Aujourd’hui

Nous marchions depuis quelques heures maintenant sous un soleil de plomb et chaque pas que nous prenions était un supplice. Nous avions perdu un temps fou en essayant de contourner un col qui nous avait barré la route plus tôt dans la matinée, jusqu’à tomber sur un chemin de randonnée que nous suivions depuis et qui le surplombait. L’eau avait manqué depuis un moment déjà et une migraine cuisante battait derrière mon œil gauche depuis au moins aussi longtemps ; je combattais une violente envie de vomir et un évanouissement. A ma gauche Kimiko avait retiré deux couches de pull qu’elle avait noué autour de sa taille, la laissant en débardeur et dévoilant à ma grande surprise un tatouage discret qui ornait son épaule droite. Une magnifique et très détaillée fleur de cerisier, surmontée de ce qui me semblait s’appeler un kanji*. L’encre noire du tracé délicat de ce dernier contrastait fortement avec la pâleur de la peau de l’asiatique, contrairement au rose pâle dont était colorée la sakura, qui sublimait la carnation lunaire de ma comparse. A ma droite Jordan s’était également débarrassé de sa veste, que je l’avais aidé à fourrer dans son sac à dos tristement vide de vivres, à l’instar des nôtres. Roger quant à lui avait depuis trois jours déjà décidé de se séparer définitivement de la sienne, dans un accès de rage un après-midi de canicule comme celui-ci, et suait à grosses gouttes dans son t-shirt originellement blanc. Il marchait devant à grands pas pesants, comme pour se prouver que contrairement à nous, les conditions climatiques ne l’affectaient pas. Quel abruti.

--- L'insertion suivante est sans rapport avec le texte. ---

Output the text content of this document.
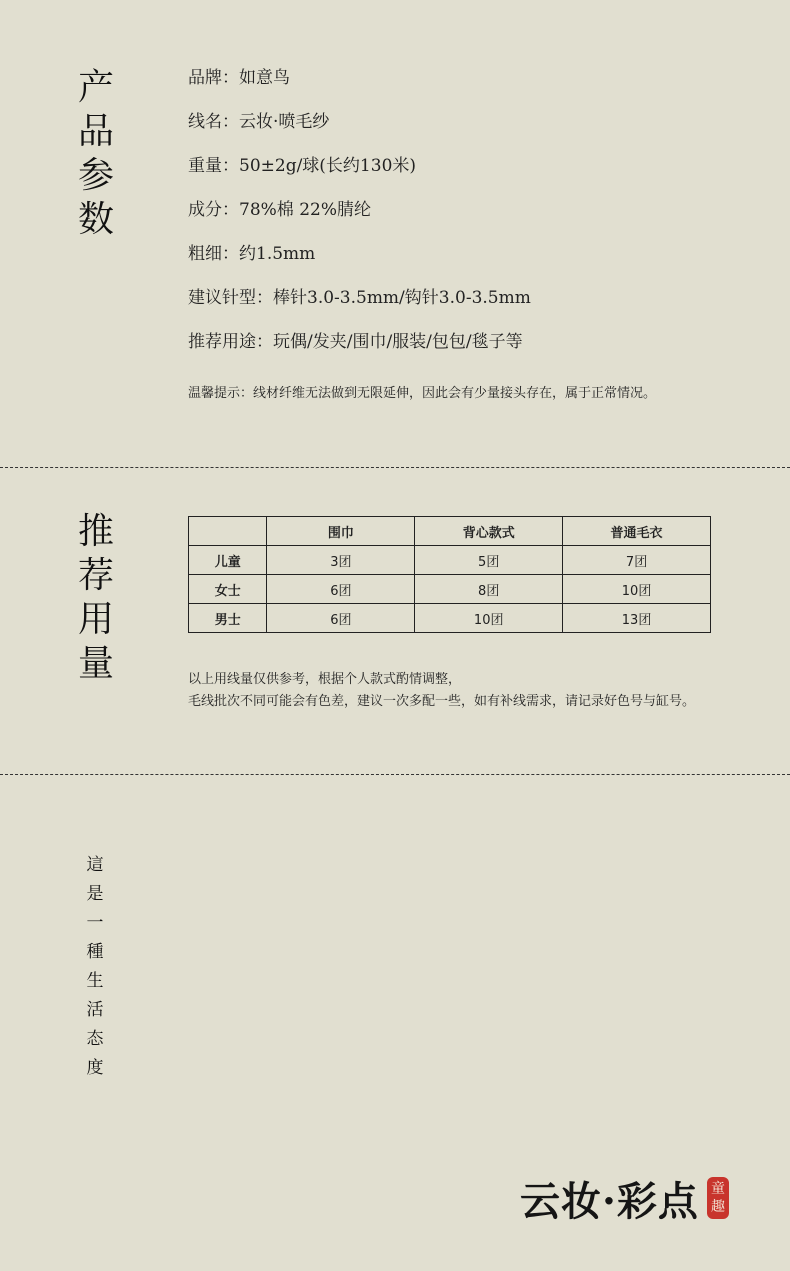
产
品
参
数
品牌：如意鸟
线名：云妆·喷毛纱
重量：50±2g/球(长约130米)
成分：78%棉 22%腈纶
粗细：约1.5mm
建议针型：棒针3.0-3.5mm/钩针3.0-3.5mm
推荐用途：玩偶/发夹/围巾/服装/包包/毯子等
温馨提示：线材纤维无法做到无限延伸，因此会有少量接头存在，属于正常情况。
推
荐
用
量
	围巾	背心款式	普通毛衣
儿童	3团	5团	7团
女士	6团	8团	10团
男士	6团	10团	13团
以上用线量仅供参考，根据个人款式酌情调整，
毛线批次不同可能会有色差，建议一次多配一些，如有补线需求，请记录好色号与缸号。
這
是
一
種
生
活
态
度
云妆·彩点 童
趣
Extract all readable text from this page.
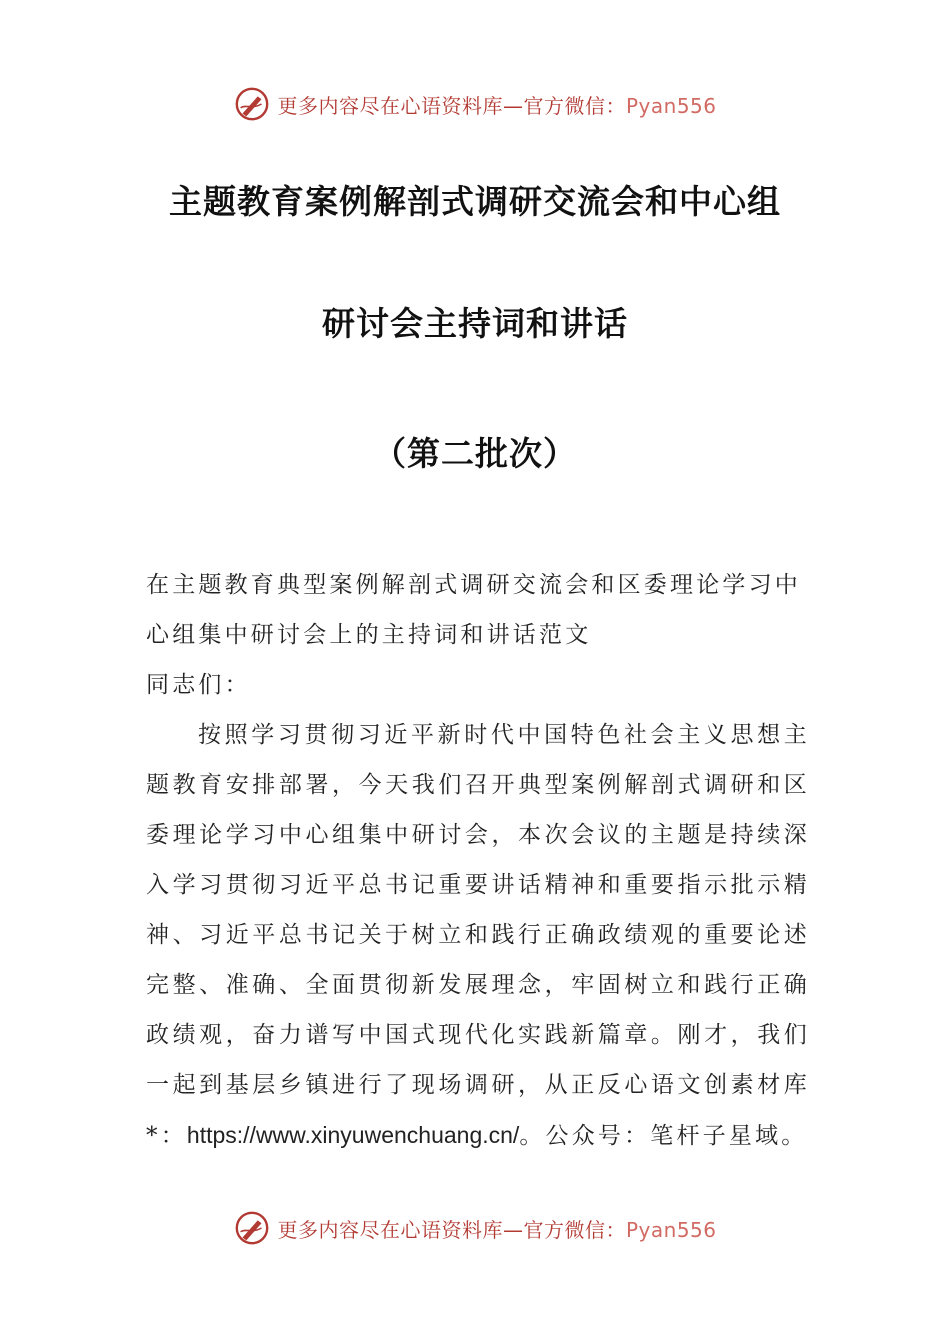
更多内容尽在心语资料库—官方微信：Pyan556
主题教育案例解剖式调研交流会和中心组
研讨会主持词和讲话
（第二批次）
在主题教育典型案例解剖式调研交流会和区委理论学习中心组集中研讨会上的主持词和讲话范文
同志们：

按照学习贯彻习近平新时代中国特色社会主义思想主题教育安排部署，今天我们召开典型案例解剖式调研和区委理论学习中心组集中研讨会，本次会议的主题是持续深入学习贯彻习近平总书记重要讲话精神和重要指示批示精神、习近平总书记关于树立和践行正确政绩观的重要论述完整、准确、全面贯彻新发展理念，牢固树立和践行正确政绩观，奋力谱写中国式现代化实践新篇章。刚才，我们一起到基层乡镇进行了现场调研，从正反心语文创素材库*：https://www.xinyuwenchuang.cn/。公众号：笔杆子星域。

更多内容尽在心语资料库—官方微信：Pyan556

A l’inverse de mes compagnons d’infortune j’avais choisi de supporter ma propre veste, sachant que si je succombais à la tentation de la retirer je finirai par endurer de vicieux coups de soleil en plus de mon insolation. J’avais malheureusement hérité, au même titre que Lucas, de la peau rousse de notre père, malgré le fait que nous ayons tous été bruns. Jamais de ma vie je n’avais eu le bonheur d’expérimenter le bronzage. J’étais, en revanche, une intime connaisseuse des ravages provoqués par une exposition prolongée à l’astre solaire. Je ne voulais pas risquer de les ajouter à mes peines actuelles.

L’horizon stérile semblait s’étendre à l’infini et une brume de chaleur vacillante barrait la ligne de ce dernier, comme un rappel tangible de la fournaise dans laquelle nous évoluions. A tout instant je pensais pouvoir commencer à percevoir des mirages et je désespérais de voir apparaître la moindre construction humaine au loin. J’essayai instinctivement de m’humecter les lèvres, craquelées et douloureuses, pour me rendre compte que je n’avais plus de salive pour se faire. Nous avions besoin d’ombre, d’eau et de repos mais ne pouvions pas avoir les deux premiers et nous permettre le dernier. S’arrêter maintenant nous condamnerait à coup sûr, nous serions physiquement incapables de reprendre la route.

Je levai les yeux vers le ciel, une main lourde posée au dessus d’eux pour les préserver du rayonnement du soleil, afin d’estimer la position de celui-ci. Il était midi. Plus ou moins, à en juger par l’étirement de mon ombre. Je compris rapidement que nous avions dérivé vers l’ouest de façon inquiétante en essayant de nous distancier des abords de Carlevan, mais j’évitai d’en informer les autres pour ne pas rajouter le poids de cette connaissance à leurs préoccupations actuelles. Par chance cependant, nous avions été bien inspirés de suivre le chemin de terre sur lequel nous progressions car ils nous dirigeait direction plein sud, dans la trajectoire la plus directe pour atteindre Carpiagne, du moins je l’espérais.

L’horizon était toujours si foutrement désertique.

*Signe idéographique de l’écriture japonaise, d’origine chinoise.